In order to stay near Flash, Connor volunteers to work in the stables for free, and after his house is boarded up by the bank, the Rutherford's groundskeeper gives him a room in the stables. Meanwhile, things for Flash do not go smoothly either. While Tad adores the horse, his father treats Flash very harshly while trying to train him as a racehorse, while at the same time berating Tad for not pushing him hard enough. Upset by this and longing for his father's approval, Tad whips Flash many times, and after calming down he goes to see Flash to apologize. However, Flash responds in a defensive way, injuring Tad. Outraged, Alfred threatens to put Flash down, causing Connor to take Flash and run away.

Labeled as a horse thief and with the sheriff looking for him, Connor's only option is to reach his father, who is scheduled to return in New York in only a few days. Regardless of the time limit, Connor and Flash begin to head north. After four days he makes it to North Carolina, and after winning a horse race at a county fair, he uses the winnings to pay for train tickets for him and Flash, except the money is only enough to get them as far as Trenton, New Jersey. Despite injuring his leg during the train trip, Flash pushes through to get Connor to New York in time, where he catches David immediately after leaving the ship and receiving the rest of his pay.

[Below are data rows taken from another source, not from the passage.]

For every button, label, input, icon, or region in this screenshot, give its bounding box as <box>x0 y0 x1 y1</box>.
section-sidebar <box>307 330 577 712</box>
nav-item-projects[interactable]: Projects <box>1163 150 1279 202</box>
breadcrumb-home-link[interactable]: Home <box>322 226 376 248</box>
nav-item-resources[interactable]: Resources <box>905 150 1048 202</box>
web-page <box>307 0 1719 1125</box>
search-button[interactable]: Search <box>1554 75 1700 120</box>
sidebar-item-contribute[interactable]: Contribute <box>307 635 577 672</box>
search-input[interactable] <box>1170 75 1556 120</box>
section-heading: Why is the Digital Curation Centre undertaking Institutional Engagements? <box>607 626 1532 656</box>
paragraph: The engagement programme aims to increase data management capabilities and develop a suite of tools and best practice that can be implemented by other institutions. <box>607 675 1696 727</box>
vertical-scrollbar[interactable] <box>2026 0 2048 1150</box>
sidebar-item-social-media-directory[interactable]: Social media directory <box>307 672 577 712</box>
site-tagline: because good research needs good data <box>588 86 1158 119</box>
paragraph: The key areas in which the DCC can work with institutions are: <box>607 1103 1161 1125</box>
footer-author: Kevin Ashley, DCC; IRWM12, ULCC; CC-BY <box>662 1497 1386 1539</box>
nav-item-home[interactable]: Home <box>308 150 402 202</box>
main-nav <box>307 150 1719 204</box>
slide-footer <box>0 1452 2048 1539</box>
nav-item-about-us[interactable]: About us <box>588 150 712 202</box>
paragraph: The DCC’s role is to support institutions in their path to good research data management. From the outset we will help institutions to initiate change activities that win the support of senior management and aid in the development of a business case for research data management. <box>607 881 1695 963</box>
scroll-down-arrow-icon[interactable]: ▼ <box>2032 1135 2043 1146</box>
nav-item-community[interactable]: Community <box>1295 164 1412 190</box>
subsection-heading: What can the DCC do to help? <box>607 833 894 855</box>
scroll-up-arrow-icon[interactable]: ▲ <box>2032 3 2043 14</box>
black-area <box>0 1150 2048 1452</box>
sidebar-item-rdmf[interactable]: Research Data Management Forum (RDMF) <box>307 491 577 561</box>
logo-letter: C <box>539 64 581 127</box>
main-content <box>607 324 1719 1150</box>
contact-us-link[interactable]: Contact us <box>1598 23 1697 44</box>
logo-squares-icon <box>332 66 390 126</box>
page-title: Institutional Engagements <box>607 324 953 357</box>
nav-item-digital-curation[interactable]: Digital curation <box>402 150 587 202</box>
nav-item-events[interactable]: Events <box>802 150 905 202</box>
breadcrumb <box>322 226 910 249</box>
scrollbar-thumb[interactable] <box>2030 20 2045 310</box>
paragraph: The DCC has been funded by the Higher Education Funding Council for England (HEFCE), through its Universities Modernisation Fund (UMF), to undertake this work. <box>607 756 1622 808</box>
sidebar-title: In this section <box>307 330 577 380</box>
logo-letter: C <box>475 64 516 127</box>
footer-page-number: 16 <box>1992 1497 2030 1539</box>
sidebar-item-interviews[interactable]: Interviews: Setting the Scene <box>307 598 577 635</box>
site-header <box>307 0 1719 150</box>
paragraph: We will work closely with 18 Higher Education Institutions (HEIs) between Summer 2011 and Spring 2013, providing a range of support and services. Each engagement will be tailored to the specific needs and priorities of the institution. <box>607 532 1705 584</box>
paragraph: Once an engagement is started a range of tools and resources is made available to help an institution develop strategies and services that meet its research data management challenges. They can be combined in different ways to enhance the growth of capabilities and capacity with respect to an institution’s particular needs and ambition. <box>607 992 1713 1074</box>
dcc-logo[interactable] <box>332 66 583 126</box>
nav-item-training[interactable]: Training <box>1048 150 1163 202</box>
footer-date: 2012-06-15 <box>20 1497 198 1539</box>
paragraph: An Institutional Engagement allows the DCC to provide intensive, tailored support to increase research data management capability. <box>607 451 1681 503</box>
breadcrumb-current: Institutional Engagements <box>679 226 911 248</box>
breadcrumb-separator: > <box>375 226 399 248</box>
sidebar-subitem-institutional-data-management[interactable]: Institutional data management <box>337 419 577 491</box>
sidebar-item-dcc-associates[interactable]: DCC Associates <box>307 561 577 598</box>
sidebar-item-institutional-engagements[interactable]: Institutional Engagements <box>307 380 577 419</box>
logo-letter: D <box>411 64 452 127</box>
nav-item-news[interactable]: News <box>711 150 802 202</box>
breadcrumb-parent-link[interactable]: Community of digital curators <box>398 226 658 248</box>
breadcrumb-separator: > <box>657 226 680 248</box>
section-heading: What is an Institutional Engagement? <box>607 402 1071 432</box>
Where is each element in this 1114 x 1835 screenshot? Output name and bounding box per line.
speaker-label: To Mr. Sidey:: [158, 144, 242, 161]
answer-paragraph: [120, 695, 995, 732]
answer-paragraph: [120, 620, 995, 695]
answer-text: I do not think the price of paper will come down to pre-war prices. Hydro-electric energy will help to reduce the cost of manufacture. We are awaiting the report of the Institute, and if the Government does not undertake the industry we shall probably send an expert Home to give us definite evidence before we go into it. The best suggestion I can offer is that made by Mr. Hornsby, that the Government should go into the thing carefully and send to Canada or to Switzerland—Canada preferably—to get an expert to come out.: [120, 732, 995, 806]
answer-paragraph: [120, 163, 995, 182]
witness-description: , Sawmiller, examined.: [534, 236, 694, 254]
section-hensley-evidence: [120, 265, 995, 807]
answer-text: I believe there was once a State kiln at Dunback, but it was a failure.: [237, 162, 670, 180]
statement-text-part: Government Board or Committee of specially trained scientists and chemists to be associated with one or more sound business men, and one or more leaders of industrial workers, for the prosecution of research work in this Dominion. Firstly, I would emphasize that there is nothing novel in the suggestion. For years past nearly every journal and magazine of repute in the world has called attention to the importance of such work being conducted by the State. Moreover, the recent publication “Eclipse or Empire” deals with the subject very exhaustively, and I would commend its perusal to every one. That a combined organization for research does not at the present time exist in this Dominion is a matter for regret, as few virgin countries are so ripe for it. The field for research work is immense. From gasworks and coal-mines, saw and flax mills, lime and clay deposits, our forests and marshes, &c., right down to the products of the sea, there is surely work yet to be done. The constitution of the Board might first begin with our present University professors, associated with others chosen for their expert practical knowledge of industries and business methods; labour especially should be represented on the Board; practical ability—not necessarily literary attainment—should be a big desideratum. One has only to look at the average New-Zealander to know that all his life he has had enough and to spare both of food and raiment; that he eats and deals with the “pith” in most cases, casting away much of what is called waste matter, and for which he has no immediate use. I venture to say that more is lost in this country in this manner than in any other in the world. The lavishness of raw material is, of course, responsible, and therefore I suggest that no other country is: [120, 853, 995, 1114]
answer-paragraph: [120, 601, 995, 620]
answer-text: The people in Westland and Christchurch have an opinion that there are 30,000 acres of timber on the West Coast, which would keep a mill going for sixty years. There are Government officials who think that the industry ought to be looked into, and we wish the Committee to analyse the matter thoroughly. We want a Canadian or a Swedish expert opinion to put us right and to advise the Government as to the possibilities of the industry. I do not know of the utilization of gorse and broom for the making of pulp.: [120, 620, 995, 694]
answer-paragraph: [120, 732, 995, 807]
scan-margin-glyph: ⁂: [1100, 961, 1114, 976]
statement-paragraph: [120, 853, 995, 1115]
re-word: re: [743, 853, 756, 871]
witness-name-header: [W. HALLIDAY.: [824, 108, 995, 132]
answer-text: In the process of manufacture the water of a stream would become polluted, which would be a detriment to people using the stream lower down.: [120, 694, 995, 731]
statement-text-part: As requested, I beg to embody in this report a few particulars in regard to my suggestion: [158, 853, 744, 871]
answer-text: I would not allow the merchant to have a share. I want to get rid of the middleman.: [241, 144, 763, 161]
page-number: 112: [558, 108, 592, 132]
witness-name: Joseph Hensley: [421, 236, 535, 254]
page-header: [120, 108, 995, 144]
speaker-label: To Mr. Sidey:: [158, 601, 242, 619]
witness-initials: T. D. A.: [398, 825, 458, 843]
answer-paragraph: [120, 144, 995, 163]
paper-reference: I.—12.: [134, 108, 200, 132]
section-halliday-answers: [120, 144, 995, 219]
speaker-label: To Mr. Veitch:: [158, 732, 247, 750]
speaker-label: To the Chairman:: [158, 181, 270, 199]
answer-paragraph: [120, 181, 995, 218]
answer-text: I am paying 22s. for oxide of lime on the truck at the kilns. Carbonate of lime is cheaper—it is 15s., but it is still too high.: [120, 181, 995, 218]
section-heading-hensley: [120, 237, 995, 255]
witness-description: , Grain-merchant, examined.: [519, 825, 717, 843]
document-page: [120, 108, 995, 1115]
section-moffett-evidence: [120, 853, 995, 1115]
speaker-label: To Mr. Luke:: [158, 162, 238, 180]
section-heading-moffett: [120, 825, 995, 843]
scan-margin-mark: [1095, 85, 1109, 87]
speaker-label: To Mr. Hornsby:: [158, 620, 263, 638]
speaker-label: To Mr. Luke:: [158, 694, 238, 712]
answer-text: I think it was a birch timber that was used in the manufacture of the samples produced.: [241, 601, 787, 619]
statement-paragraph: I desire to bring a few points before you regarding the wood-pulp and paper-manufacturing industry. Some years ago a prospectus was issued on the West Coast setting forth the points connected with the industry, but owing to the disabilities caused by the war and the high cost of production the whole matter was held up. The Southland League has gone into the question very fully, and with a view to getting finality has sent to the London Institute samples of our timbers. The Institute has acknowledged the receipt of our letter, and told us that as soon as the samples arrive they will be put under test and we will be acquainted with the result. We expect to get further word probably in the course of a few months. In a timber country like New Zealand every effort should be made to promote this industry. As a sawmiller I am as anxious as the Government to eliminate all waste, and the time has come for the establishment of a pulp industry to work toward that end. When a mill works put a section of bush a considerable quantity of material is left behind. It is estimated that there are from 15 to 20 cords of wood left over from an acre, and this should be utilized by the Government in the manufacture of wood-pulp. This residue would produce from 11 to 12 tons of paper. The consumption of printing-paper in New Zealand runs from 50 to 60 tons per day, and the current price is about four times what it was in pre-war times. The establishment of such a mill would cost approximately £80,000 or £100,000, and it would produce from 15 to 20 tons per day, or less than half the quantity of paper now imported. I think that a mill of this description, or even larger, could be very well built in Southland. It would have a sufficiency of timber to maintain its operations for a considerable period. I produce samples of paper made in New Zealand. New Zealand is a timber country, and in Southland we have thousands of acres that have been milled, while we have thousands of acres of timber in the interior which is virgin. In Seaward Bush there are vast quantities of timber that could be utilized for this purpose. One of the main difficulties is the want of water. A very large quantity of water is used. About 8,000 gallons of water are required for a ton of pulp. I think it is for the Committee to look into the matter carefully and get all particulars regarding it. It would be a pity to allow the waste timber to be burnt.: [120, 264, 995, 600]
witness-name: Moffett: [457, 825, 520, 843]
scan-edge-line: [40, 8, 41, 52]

With the story of Connor and Flash's journey making headlines, they are greeted with a heroes' welcome upon their return to Breckenridge, along with an infuriated Alfred Rutherford, who threatens to have Connor arrested and have Flash put down. Tad, however, stands up to his father, reminding him the horse actually belongs to him, as well as admitting Flash hurting him was his own fault and that Connor was justified in his actions. After calming his father's nerves, Tad gives Flash back to Connor, and alongside his father, Connor takes Flash home.

== Cast ==
- Lucas Black as Connor Strong
- Brian Kerwin as David Strong, Connor's widowed father
- Shawn Toovey as Tad Rutherford
- Tom Nowicki as Alfred Rutherford, Tad's father
- Von Coulter as Floyd
- Ellen Burstyn as Laura Strong, Connor's paternal grandmother
- Wilbur T. Fitzgerald as Mr. Erickson

== Reception ==
Writing in the Orlando Sentinel, critic Hal Boedeker called the film "surprising" and an "excellent family movie" that "stands in the tradition of such classics as National Velvet and The Yearling".

==Awards==
Lucas Black was nominated for Best Leading Performance in a TV Movie at the 1998 Young Artists Awards.

==Release==
Though the film was originally shown on The Wonderful World of Disney, repeated reruns of the film have occurred on The Disney Channel.